Don’t like Xmas anyway and don’t celebrate it much so having a scan gives me a good reason to ignore it even more! I am terrified what the scan will find-got it tomorrow. Last time the radiologist told me she couldn’t see anything in major organs so tomorrow if she doesn’t say anything I’ll be feeling even more terrified. Will get official results when I see onc on 19th.

Really pleased you’re getting a good response so quickly Kate.


Hi Jane,

Would just like to wish you all the very best for your scan and I hope the results will be worthy of celebration.

Do take care,


Thanks Jenny. A celebration might be if no spread to my major organs. Downside is that onc is recommending gemzar and carboplatin anyway cause of growth regionally.

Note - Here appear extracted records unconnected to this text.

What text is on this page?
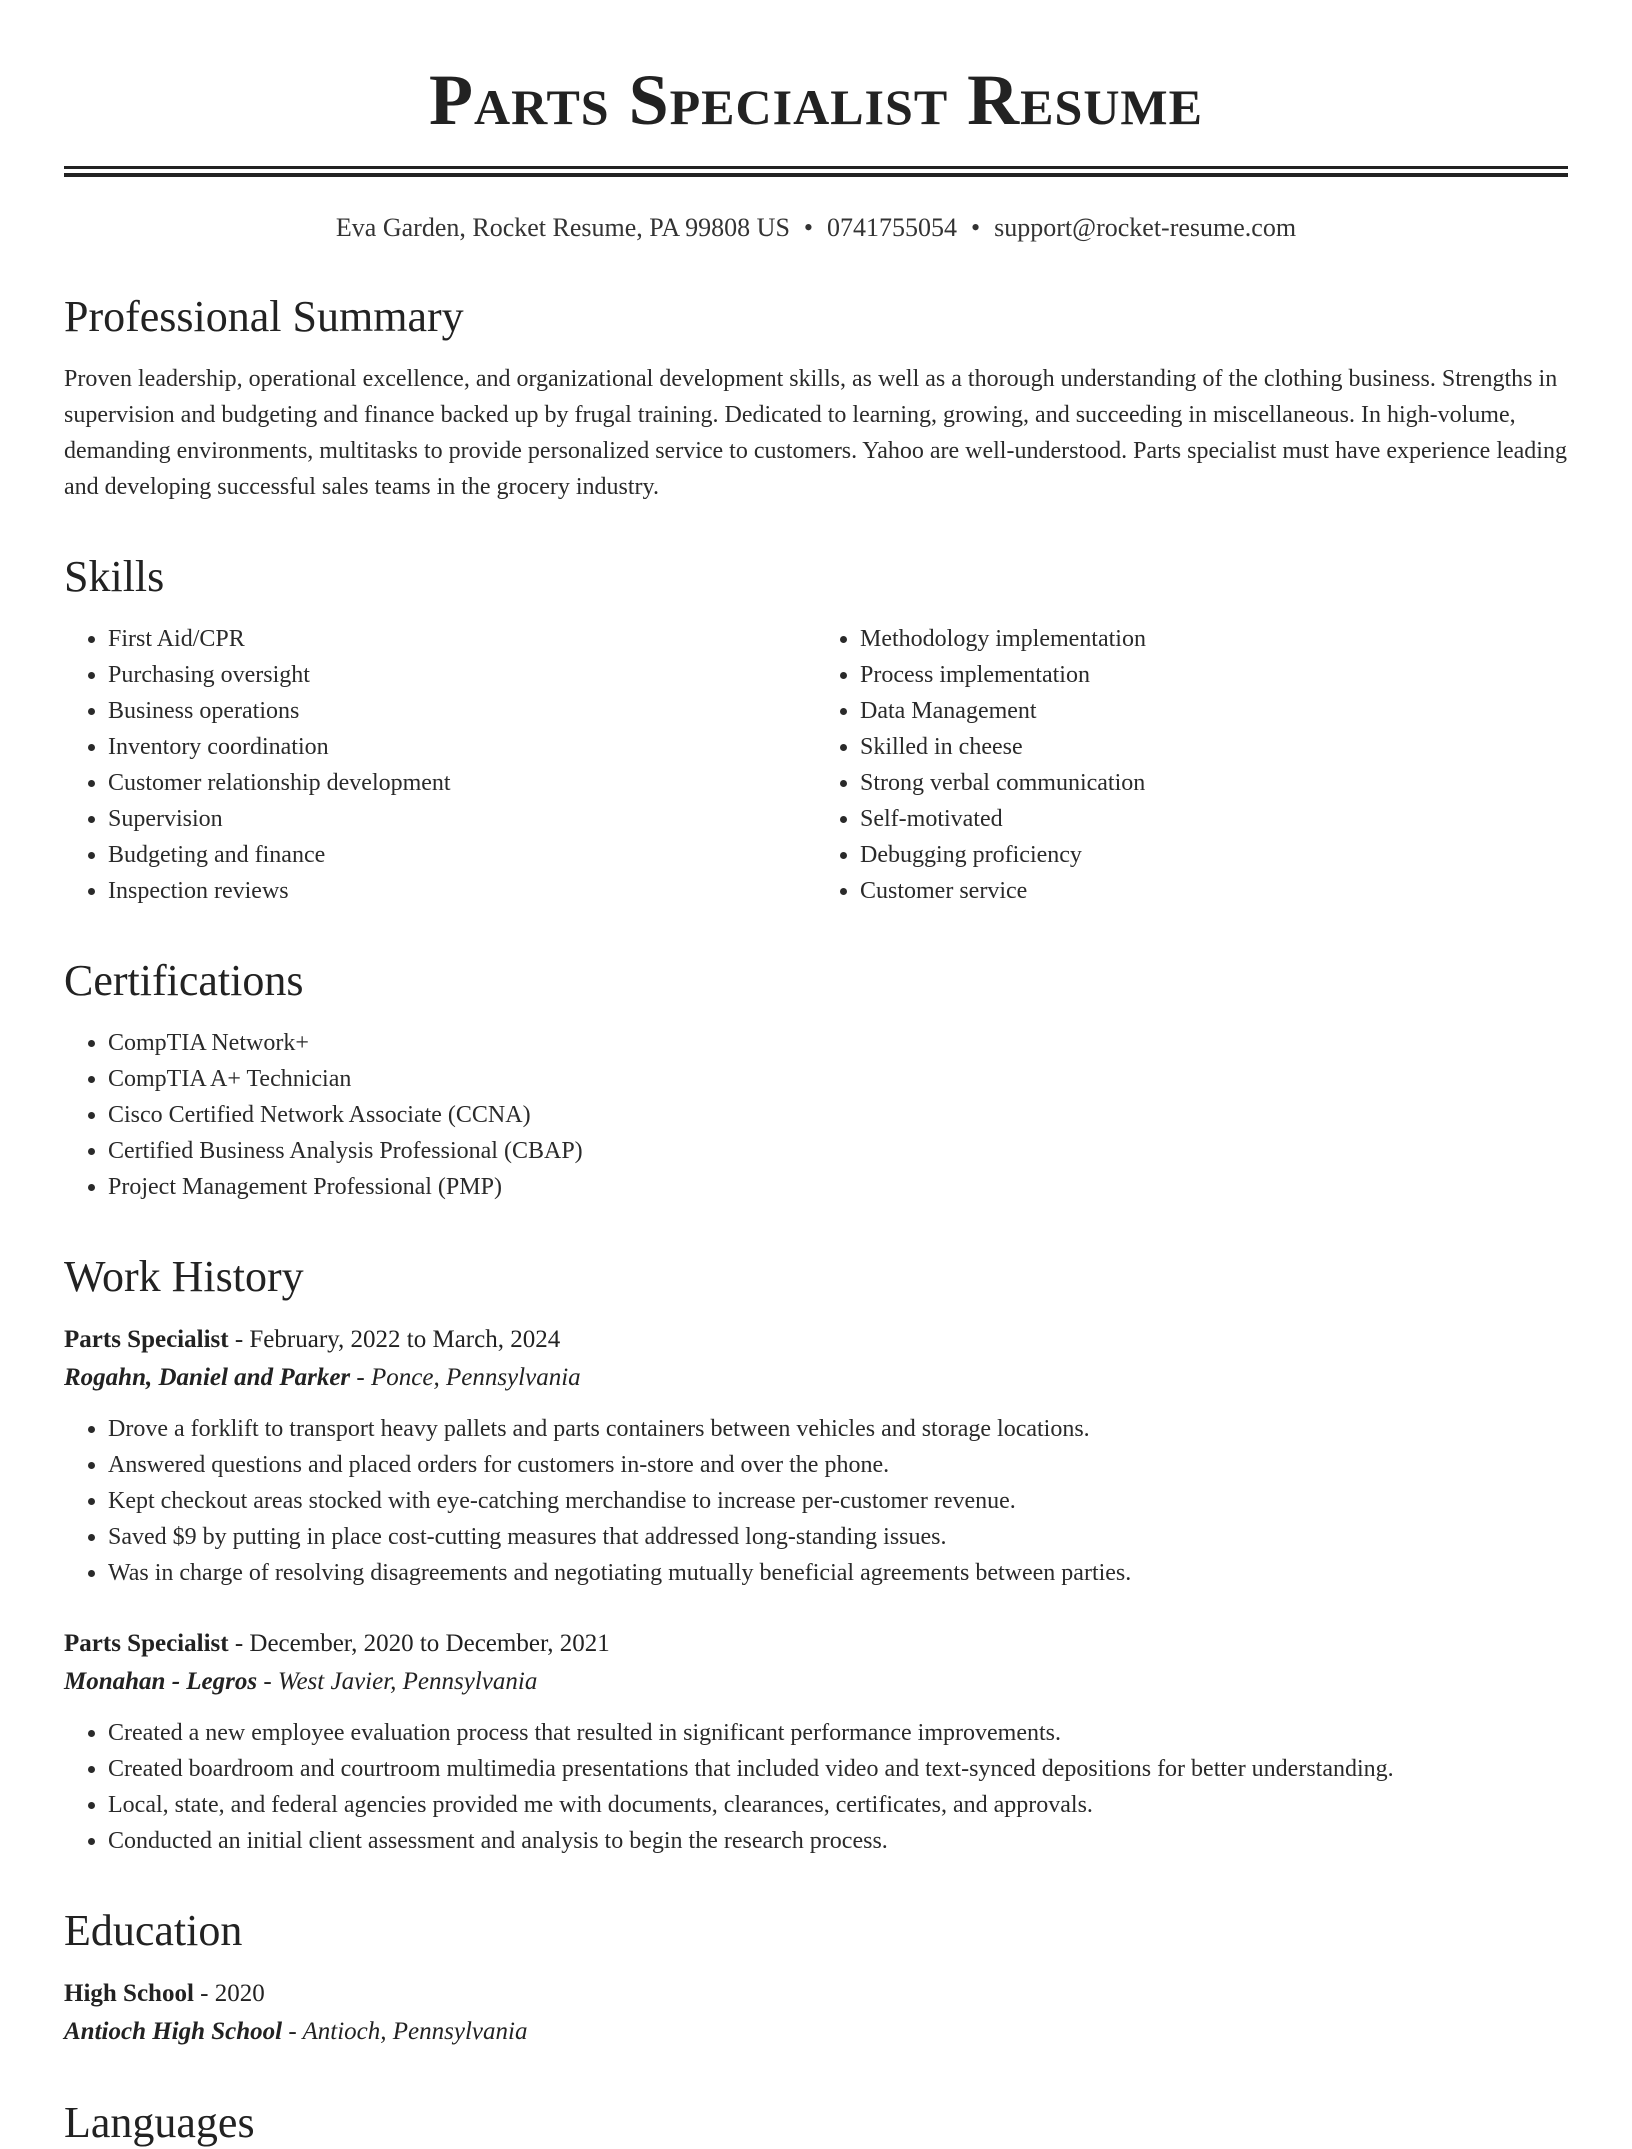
Parts Specialist Resume
Eva Garden, Rocket Resume, PA 99808 US • 0741755054 • support@rocket-resume.com
Professional Summary

Proven leadership, operational excellence, and organizational development skills, as well as a thorough understanding of the clothing business. Strengths in supervision and budgeting and finance backed up by frugal training. Dedicated to learning, growing, and succeeding in miscellaneous. In high-volume, demanding environments, multitasks to provide personalized service to customers. Yahoo are well-understood. Parts specialist must have experience leading and developing successful sales teams in the grocery industry.

Skills
• First Aid/CPR
• Purchasing oversight
• Business operations
• Inventory coordination
• Customer relationship development
• Supervision
• Budgeting and finance
• Inspection reviews
• Methodology implementation
• Process implementation
• Data Management
• Skilled in cheese
• Strong verbal communication
• Self-motivated
• Debugging proficiency
• Customer service
Certifications
• CompTIA Network+
• CompTIA A+ Technician
• Cisco Certified Network Associate (CCNA)
• Certified Business Analysis Professional (CBAP)
• Project Management Professional (PMP)
Work History
Parts Specialist - February, 2022 to March, 2024
Rogahn, Daniel and Parker - Ponce, Pennsylvania
• Drove a forklift to transport heavy pallets and parts containers between vehicles and storage locations.
• Answered questions and placed orders for customers in-store and over the phone.
• Kept checkout areas stocked with eye-catching merchandise to increase per-customer revenue.
• Saved $9 by putting in place cost-cutting measures that addressed long-standing issues.
• Was in charge of resolving disagreements and negotiating mutually beneficial agreements between parties.
Parts Specialist - December, 2020 to December, 2021
Monahan - Legros - West Javier, Pennsylvania
• Created a new employee evaluation process that resulted in significant performance improvements.
• Created boardroom and courtroom multimedia presentations that included video and text-synced depositions for better understanding.
• Local, state, and federal agencies provided me with documents, clearances, certificates, and approvals.
• Conducted an initial client assessment and analysis to begin the research process.
Education
High School - 2020
Antioch High School - Antioch, Pennsylvania
Languages
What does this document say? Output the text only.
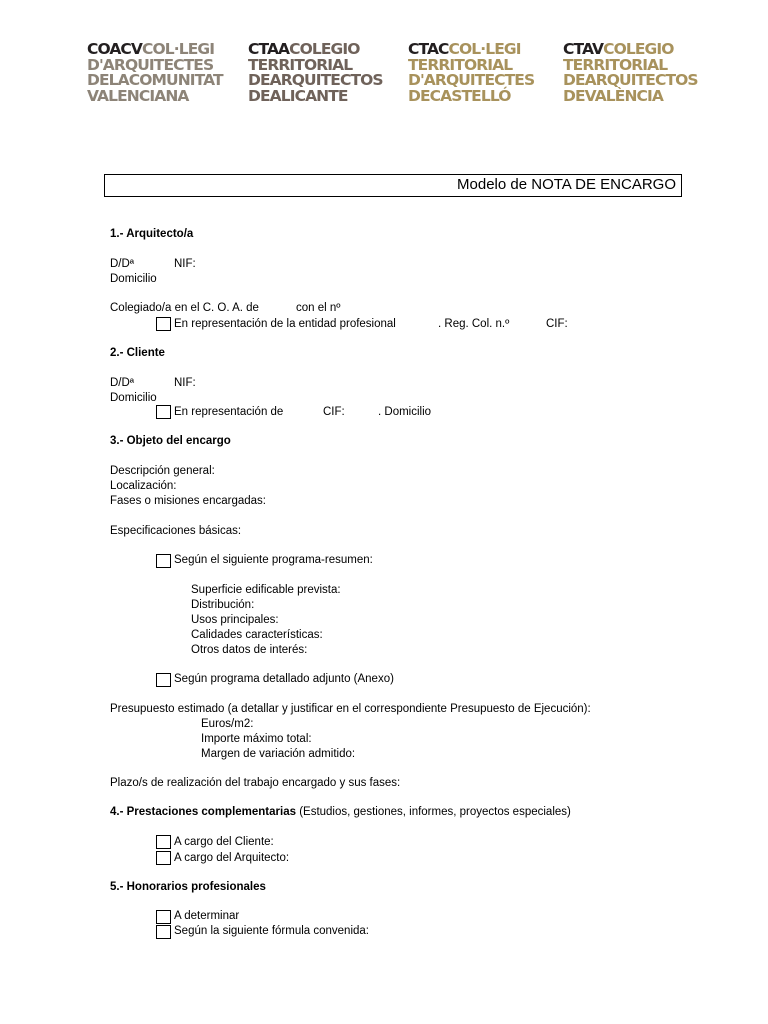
COACVCOL·LEGI
D'ARQUITECTES
DELACOMUNITAT
VALENCIANA
CTAACOLEGIO
TERRITORIAL
DEARQUITECTOS
DEALICANTE
CTACCOL·LEGI
TERRITORIAL
D'ARQUITECTES
DECASTELLÓ
CTAVCOLEGIO
TERRITORIAL
DEARQUITECTOS
DEVALÈNCIA
Modelo de NOTA DE ENCARGO
1.- Arquitecto/a
D/Dª	NIF:
Domicilio
Colegiado/a en el C. O. A. de	con el nº
En representación de la entidad profesional	. Reg. Col. n.º	CIF:
2.- Cliente
D/Dª	NIF:
Domicilio
En representación de	CIF:	. Domicilio
3.- Objeto del encargo
Descripción general:
Localización:
Fases o misiones encargadas:
Especificaciones básicas:
Según el siguiente programa-resumen:
Superficie edificable prevista:
Distribución:
Usos principales:
Calidades características:
Otros datos de interés:
Según programa detallado adjunto (Anexo)
Presupuesto estimado (a detallar y justificar en el correspondiente Presupuesto de Ejecución):
Euros/m2:
Importe máximo total:
Margen de variación admitido:
Plazo/s de realización del trabajo encargado y sus fases:
4.- Prestaciones complementarias (Estudios, gestiones, informes, proyectos especiales)
A cargo del Cliente:
A cargo del Arquitecto:
5.- Honorarios profesionales
A determinar
Según la siguiente fórmula convenida:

I feel well right now and its very hard to contemplate more chemo wich will give me the dreaded ‘fatigue’. I’m sure I probably will go for the chemo but my big fear is to destroy this well time and never be well again.

Got in panic about something Kate said about craboplatin being off license so checked with my insurance (have AXA PPP) Apparently if onc recommends it then since August they have been paying for it…funny how some news makes you feel excited. I know in my case I would get this combo on NHS in my area but wonder whether this is another postcode lottery drug. (Carboplatn and gemzar is particularly useful for triple negatives and for er-pr-her2+++ where herceptin has failed…I think.)


Hi Jane, I know they give this combo at my hospital on the NHS and I presume under the same circumstances as you mention. My onc said to a friend of mine on prescription of this mix (and you know who you are if you read this) that they were entering ‘uncharted waters’ I guess meaning that there are not such qualified trial results as for some other chemos. Anyway, I do know of several women on this regime who are doing well and obviously wish the same for you. Also, I am not sure they are either triple neg or her2+ (so hope it is another cocktail in my own pipeline as and when required).


Hi and thanks again Jenny

Well I am having a bit of a celebration along the lines of much better news than expected. Lovely radiologist who said she would always’ tell’ if asked. She couldn’t see anything on my liver or lungs, but needed longer to compare this scan with last one to see how different it is in my chest wall., supraclav area. Will see the consultant next week.

I’m really not sure that carbo/gemzar is the right way forward now. Onc’s thinking is to hit it hard now while still well and no further spread but what about later? I have e-mailed Marsden about a private referral for second opinion. Does anyone know anyone there who is partic. interested in triple negatives? Yes I think this combo has been used on er+ and pr+…but think the scanr trial evidence may show more response on er- and pr-

So I’m still not strictly speaking with secondaries…still on that strange 3c/stage 4 border which doesn’t feel very safe. Strange ways that cancer behaves. (not to mention my oncologist who gets so touchy feely its as though I’m dead already…)


Jane - Professor Ian Smith is the head honcho at the Marsden. I was a private patient of his for a while. Don’t know that he has a special interest in triple negs, but he does have an interest in treating people conservatively whilst they are still feeling well and having a good quality of life.

I would be interested in how you get on re the second opinion from the Marsden. I have been toying with this since September. I do have trust in m oncologist but find it worrying that my hormone positive tumour is apparantly resistant to the aromatise inhibitors that I have had so far. I am on my 2nd chemo i
in the space of a year and am alarmed at the possibility of the options that I seem to be through.